Postby holysoldier5000 » Thu May 12, 2005 5:42 am
Caught by C.S. Lewis
You rest upon me all my days
The inevitable Eye,
Dreadful and undeflected as the blaze
Of some Arabian sky;
Where, dead still, in their smothering tent
Pale travellers crouch, and, bright
About them, noon long-drawn Astonishment
Hammers the rocks with light.
Oh, for but one cool breath in seven,
One air from northern climes,
The changing and the castle-cluded heaven
Of my Pagan times!
But you have seized all in your rage
Of Oneness. Round about,
Beating my wings, all ways, within your cage,
I flutter, but not out.
Metaphor by C.S. Lewis
He whom I bow to only knows to whom I bow
When I attempt the ineffable name, murmuring Thou;
And dream of Pheidian fancies and ebrace in heart
Meanings, I know, that cannot be the thing thou art.

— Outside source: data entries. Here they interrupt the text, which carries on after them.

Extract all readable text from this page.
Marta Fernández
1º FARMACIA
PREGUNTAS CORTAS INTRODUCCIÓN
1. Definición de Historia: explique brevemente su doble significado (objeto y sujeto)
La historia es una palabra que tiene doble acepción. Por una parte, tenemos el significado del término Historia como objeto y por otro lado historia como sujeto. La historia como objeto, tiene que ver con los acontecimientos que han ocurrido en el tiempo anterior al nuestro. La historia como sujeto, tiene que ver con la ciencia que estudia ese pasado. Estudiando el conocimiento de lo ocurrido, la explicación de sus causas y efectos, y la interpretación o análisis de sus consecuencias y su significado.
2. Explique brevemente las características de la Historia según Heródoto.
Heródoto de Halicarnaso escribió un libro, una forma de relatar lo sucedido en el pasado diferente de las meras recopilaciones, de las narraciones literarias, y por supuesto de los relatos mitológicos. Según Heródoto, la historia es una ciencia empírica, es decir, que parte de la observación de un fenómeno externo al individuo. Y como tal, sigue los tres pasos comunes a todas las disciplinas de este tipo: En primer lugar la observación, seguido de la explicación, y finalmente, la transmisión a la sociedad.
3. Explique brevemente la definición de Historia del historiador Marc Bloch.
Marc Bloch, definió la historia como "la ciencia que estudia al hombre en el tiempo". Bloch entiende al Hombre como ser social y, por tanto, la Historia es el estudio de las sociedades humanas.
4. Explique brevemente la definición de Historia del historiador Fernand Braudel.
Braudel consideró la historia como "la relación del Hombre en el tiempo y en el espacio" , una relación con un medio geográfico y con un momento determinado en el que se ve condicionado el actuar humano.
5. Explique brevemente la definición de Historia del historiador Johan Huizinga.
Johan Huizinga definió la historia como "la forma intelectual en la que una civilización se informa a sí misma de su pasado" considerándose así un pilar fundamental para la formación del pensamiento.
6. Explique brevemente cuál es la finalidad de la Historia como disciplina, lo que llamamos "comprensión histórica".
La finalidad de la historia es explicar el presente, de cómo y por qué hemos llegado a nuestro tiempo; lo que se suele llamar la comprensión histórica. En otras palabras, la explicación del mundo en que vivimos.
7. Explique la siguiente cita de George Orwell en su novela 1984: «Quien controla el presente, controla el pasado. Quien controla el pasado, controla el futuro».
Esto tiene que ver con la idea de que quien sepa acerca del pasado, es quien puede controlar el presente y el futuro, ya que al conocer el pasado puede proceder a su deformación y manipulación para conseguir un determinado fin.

All prayers always, taken at their words, blaspheme,
Invoking with frail imageries a folk-lore dream;
and all men are idolaters, crying unheard
To senseless idols, if thou take them at their word,
And all men in their praying, self-decevied, address
One that is not (so saith that old rebuke) unless
Thou, of mere grace, appropriate, and to thee divert
Men's arrows, all at hazard aimed, beyond desert.
Take no, oh Lord, our literal sense, but in thy great,
Unbroken speech our halting metaphor traslate.